Tuesday, March 16, 2010

London Days 5 and 6

Wednesday morning was very cold but sunny.  Since the kids planned to sleep late, Kathy and I headed out on our own, figuring we’d go to see Buckingham Palace.  When we got to the Green Park tube stop, though, we saw a bus for the “Big Bus” sightseeing tour and decided to hop on it instead of going from place to place on our own.  We headed up to the open topped upper level of the double decker bus and, after a stop or two, made it to the very front.  Though the blowing wind made me wrap my scarf around my head, the sun balanced it out a little bit and the great views of everything we were passing made the cold worthwhile.  We spent the next several hours going to Westminster Abbey and Parliament, St. Paul’s Cathedral, Buckingham Palace, the Marble Arch, 10 Downing Street, and a whole series of other typical London attractions. 
            When we got back in the early afternoon, the kids had gone out shopping for new clothes to wear to the club they were planning to attend that evening.  We headed back out to find some lunch, heading not toward  Brompton Road or South Kensington as we usually did but toward Sloane Street instead.  The weather had gotten very, very cold and it had begun to rain again, so we ducked into a nearby tea house to eat then headed back to the flat. 
            That evening, once Dan and Becca were back, we headed down Brompton Road, past Harrods and Harvey Nichols, to eat dinner at Wagamama’s.   the noodle restaurant chain that’s popular throughout the UK and elsewhere in the world, but isn’t in the US anywhere but in Boston.  Becca was in noodle heaven, I think, starting with dumplings and a large bowl of miso noodle soup.  Dan, Kathy and I also enjoyed our meals.  After dinner we walked back to Eggerton Gardens.  Becca and Dan got ready to go to clubbing at Gay Late.  Kathy settled down to finish Killer Angels and I used the evening to grade assignments my students had submitted while I was away.

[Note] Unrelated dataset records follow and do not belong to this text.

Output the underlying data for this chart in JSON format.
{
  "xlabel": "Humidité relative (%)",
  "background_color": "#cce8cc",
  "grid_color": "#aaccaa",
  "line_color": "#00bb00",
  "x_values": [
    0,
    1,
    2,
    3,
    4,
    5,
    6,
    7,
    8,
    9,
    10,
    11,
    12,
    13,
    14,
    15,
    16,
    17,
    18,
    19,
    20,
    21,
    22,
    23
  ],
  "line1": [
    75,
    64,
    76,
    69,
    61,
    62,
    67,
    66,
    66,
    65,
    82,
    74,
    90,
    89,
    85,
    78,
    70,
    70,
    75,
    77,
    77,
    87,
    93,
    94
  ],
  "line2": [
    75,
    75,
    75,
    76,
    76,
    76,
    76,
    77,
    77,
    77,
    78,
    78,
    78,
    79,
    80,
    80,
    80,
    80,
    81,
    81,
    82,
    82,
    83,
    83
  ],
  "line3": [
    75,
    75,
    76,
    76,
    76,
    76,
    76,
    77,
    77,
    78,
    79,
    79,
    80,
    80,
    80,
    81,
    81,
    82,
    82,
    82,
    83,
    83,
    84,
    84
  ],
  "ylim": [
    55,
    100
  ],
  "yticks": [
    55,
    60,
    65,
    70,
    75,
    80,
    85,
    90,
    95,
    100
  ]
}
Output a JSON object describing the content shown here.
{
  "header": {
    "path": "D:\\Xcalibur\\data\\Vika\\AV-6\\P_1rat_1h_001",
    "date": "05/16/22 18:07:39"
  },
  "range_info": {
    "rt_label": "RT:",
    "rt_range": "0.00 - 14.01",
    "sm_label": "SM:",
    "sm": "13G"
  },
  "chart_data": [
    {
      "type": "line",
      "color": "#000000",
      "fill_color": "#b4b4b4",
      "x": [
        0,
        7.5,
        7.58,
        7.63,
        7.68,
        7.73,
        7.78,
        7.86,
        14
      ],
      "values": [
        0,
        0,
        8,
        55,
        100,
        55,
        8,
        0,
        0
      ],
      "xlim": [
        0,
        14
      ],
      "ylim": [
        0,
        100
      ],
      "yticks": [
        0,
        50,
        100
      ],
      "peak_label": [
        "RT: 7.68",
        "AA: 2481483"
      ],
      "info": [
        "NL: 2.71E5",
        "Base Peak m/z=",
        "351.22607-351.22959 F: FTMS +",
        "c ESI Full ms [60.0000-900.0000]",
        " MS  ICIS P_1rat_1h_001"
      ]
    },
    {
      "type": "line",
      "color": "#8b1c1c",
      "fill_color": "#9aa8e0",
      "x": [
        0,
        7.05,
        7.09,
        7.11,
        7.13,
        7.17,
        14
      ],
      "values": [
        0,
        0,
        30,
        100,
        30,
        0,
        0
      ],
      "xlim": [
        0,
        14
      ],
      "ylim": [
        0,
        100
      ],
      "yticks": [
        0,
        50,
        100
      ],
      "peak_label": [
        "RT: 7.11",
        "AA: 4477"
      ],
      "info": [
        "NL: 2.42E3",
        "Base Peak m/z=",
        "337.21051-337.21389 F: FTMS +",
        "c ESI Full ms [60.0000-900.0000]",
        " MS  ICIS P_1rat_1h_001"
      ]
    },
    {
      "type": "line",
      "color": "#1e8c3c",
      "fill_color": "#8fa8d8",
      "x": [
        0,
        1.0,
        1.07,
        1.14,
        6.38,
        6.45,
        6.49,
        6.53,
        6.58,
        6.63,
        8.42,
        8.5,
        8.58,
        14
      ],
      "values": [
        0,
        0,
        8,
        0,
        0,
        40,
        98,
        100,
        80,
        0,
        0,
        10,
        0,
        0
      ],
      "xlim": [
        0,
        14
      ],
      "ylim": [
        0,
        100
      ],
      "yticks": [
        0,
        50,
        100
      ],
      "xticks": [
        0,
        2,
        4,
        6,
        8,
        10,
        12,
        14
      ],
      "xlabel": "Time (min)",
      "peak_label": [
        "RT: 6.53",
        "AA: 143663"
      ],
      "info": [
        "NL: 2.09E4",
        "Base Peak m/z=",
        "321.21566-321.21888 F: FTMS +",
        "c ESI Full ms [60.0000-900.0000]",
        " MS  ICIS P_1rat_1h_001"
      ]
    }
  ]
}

            On Thursday morning it was pouring out and the temperature had dropped.  We were all tired (and I was touristed out) so we decided to take it easy for the day.  Late in the morning Kathy and I went to the Victoria and Albert Museum which was only a few blocks away.  I’d seen on their website that they had five of Leonardo daVinci’s notebooks and wanted to see them.  Just before we went in, we passed a statue of John Henry Cardinal Newman, whose Apologia had been a favorite of mine in my junior year of college.

 When we got in the museum, it was packed. (It was a vacation week in Britain, so parents had brought their children to the museum to get them out of the house but also out of the rain.)  At the information desk we asked where the notebooks were but no one knew.  We were sent from one section of the museum to another looking for them.  Finally, as we were both complaining loudly after being sent to the sixth gallery that ended up with no daVinci notebook a docent in the room came over and explained that the notebooks weren’t all out on display at the moment—that there was only one available and only one page of it could be seen.  She walked us over to the gallery room where it was currently on display.  I was extremely disappointed.  We decided to head next to the gallery rooms with the oldest pieces in the museum’s collection. (The V&A doesn’t have anything from the ancient Egyptians, Babylonians, Assyrians, etc. that I so love to visit when I’m at the Met.)  It turned out to be closed (as were many of the galleries), so we went to see the oldest Celtic artifacts, many of which were copies of old Celtic crosses with the markings that I’d researched when we were in Wales a few summers before.  By now it was lunch time so we tried to get to the cafeteria, but it ended up being swamped by people.  We walked back to the entrance through the part of the Asia gallery that was open and saw the exhibit that I thought was the best in the museum—an arrangement of Buddha and bodhisattva statues reflecting the changes and styles of the various periods in which they’d been created—before heading back out into the rain.

            That evening, after doing the laundry and packing for the next day’s flight home, the four of us went back to Covant Gardens and took a stroll through Chinatown before going to see “Avenue Q.”  The show itself was enjoyable and we had very good seats, though it felt a little strange sitting in a London theater to see a play that had been on Broadway for so many years and had a setting in New York. 
            The next morning the driver who had met us the first day arrived promptly at 5:45 to take Kathy, Becca and me to the airport.  Dan slept a bit later before leaving the apartment about 10 am to head off by the Bullet train to meet a friend of his studying in Brussels at the Lille, France train station.